Attach TLS Decryption Policies to a Main Template

To attach TLS decryption policies to an existing main template:

  1. Go to Configure > SD-WAN > Main Templates.
    The screen displays the configured main templates.
  2. Select the main template for which you want to attach the TLS decryption policy.
  3. Scroll down to the Security section, and then click the edit-icon-blue-on-white.png Edit icon. The screen displays workflow step 7, Security.
  4.  Click the TLS Decryption tab, and then click Add Existing TLS Decryption Policy. 

    edit-main-template-exisitng-tls-decryption-policy.png
  5. Select one or more policies to add to this main template. You can view or remove the selected policies in the right panel.

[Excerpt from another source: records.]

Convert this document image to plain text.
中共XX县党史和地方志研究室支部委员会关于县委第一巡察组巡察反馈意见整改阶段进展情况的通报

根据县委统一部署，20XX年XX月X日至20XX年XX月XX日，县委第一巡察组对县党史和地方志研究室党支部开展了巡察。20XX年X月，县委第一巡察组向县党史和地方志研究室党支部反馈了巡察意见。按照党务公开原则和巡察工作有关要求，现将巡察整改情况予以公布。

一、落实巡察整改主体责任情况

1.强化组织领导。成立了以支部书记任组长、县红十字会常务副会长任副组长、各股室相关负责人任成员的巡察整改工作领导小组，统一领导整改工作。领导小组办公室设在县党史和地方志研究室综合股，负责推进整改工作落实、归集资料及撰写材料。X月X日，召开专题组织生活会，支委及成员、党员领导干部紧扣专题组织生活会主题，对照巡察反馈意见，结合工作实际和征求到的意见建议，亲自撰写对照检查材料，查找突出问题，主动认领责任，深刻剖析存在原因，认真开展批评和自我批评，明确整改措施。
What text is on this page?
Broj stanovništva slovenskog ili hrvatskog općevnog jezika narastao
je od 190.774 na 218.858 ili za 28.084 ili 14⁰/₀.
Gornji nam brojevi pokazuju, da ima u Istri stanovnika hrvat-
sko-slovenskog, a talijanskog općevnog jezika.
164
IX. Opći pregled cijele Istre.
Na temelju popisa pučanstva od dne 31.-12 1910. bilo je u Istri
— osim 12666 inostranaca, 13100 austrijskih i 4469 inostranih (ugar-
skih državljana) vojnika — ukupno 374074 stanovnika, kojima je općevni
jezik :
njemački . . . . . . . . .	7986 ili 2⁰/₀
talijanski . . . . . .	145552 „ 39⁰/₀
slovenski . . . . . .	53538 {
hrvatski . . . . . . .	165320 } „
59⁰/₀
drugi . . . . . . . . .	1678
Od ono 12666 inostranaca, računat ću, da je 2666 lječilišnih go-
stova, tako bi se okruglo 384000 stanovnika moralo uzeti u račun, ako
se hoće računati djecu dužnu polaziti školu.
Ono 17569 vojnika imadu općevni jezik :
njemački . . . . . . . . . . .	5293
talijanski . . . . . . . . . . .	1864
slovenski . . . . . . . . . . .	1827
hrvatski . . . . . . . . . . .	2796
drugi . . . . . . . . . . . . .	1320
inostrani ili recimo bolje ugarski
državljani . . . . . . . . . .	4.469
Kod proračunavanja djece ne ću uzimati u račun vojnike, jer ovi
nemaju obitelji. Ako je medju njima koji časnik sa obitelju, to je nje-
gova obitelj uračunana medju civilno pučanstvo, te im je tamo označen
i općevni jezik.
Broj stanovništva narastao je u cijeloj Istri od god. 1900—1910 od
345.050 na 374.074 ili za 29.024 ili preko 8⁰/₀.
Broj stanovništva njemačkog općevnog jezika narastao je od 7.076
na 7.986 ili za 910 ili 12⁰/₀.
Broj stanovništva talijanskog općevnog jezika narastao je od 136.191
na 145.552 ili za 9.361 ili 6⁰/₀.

    tls-decryption-add-existing-to-main-template.png
  6. Click Submit.
  7. Click Skip to review or select step 13, Review & Submit.
  8. Review the information. If you need to make changes, click the edit-icon-blue-on-white.png Edit icon.
  9. Click Submit.

Manage SD-WAN TLS Decryption Policies 

You can perform the following actions on SD-WAN TLS Decryption policies:

  • Edit
  • Clone
  • Delete
  • View references
  • Propagate
  • Compare versions
  • View the audit log
  • Enable and disable auto delete

For information about these actions, see Manage SD-WAN Policies and Profiles.

Supported Software Information

Releases 13.1.1 and later support all content described in this article.